Both are excellent characters, and your control switches from one to the other each chapter. The catch is that the nature of the story doesn’t leave either of them with much to do. Most of Stiles’ chapters are spent ‘remembering’ things, while to keep the mystery going, Sam’s investigation bits tend to be just looking at weird, clueless scenes and saying “Yep, that’s weird. Must be a really good magician.”
When you get to the actual puzzles, far too many are simply about clicking everything until something triggers, while the bulk of the rest involve heading to the local magic shop, buying something, then distracting someone with a cheap trick. To pad this out, Sam spends as much time on solving long-winded but embarrassingly easy puzzle boxes, while the final chapter ends up so stuck for inspiration that it practically dumps her into Wonderland just to put some space between revelations. Even at its most cryptic and involved, Gray Matter seriously struggles to be a game, not simply a story.

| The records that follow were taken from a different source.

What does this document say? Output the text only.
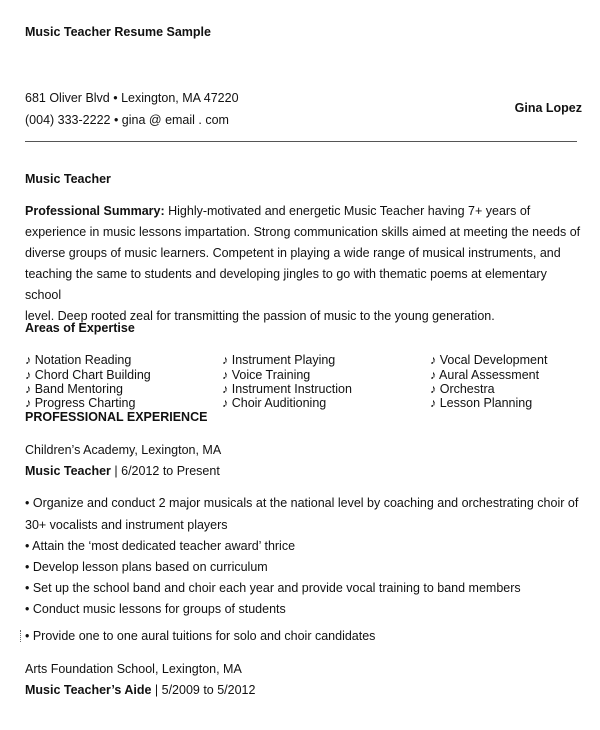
Music Teacher Resume Sample
681 Oliver Blvd • Lexington, MA 47220
(004) 333-2222 • gina @ email . com
Gina Lopez
Music Teacher
Professional Summary: Highly-motivated and energetic Music Teacher having 7+ years of
experience in music lessons impartation. Strong communication skills aimed at meeting the needs of
diverse groups of music learners. Competent in playing a wide range of musical instruments, and
teaching the same to students and developing jingles to go with thematic poems at elementary school
level. Deep rooted zeal for transmitting the passion of music to the young generation.
Areas of Expertise
♪ Notation Reading
♪ Chord Chart Building
♪ Band Mentoring
♪ Progress Charting
♪ Instrument Playing
♪ Voice Training
♪ Instrument Instruction
♪ Choir Auditioning
♪ Vocal Development
♪ Aural Assessment
♪ Orchestra
♪ Lesson Planning
PROFESSIONAL EXPERIENCE
Children’s Academy, Lexington, MA
Music Teacher | 6/2012 to Present
• Organize and conduct 2 major musicals at the national level by coaching and orchestrating choir of
30+ vocalists and instrument players
• Attain the ‘most dedicated teacher award’ thrice
• Develop lesson plans based on curriculum
• Set up the school band and choir each year and provide vocal training to band members
• Conduct music lessons for groups of students
• Provide one to one aural tuitions for solo and choir candidates
Arts Foundation School, Lexington, MA
Music Teacher’s Aide | 5/2009 to 5/2012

What saves all this is that the writing itself is excellent. Sam and Stiles don’t spend much time together, but their interactions are always great fun. The story hits some terrific emotional beats, especially when it comes to both characters’ isolation: Stiles’ loneliness after his wife’s death having turned in on itself, and Sam’s difficulty dealing with people without being a (wellmeaning) con-artist make them both far more interesting than the average game protagonists. They deserve another outing.
Gray Matter definitely isn’t a sit-up-and-take-notice game like the Gabriel Knights were on release, and as an adventure, it’s only mediocre. It’s still an absorbing game, however, if not the one you may have wanted.
A welcome return for one of adventure gaming’s patron designers, if not quite a glorious return to form.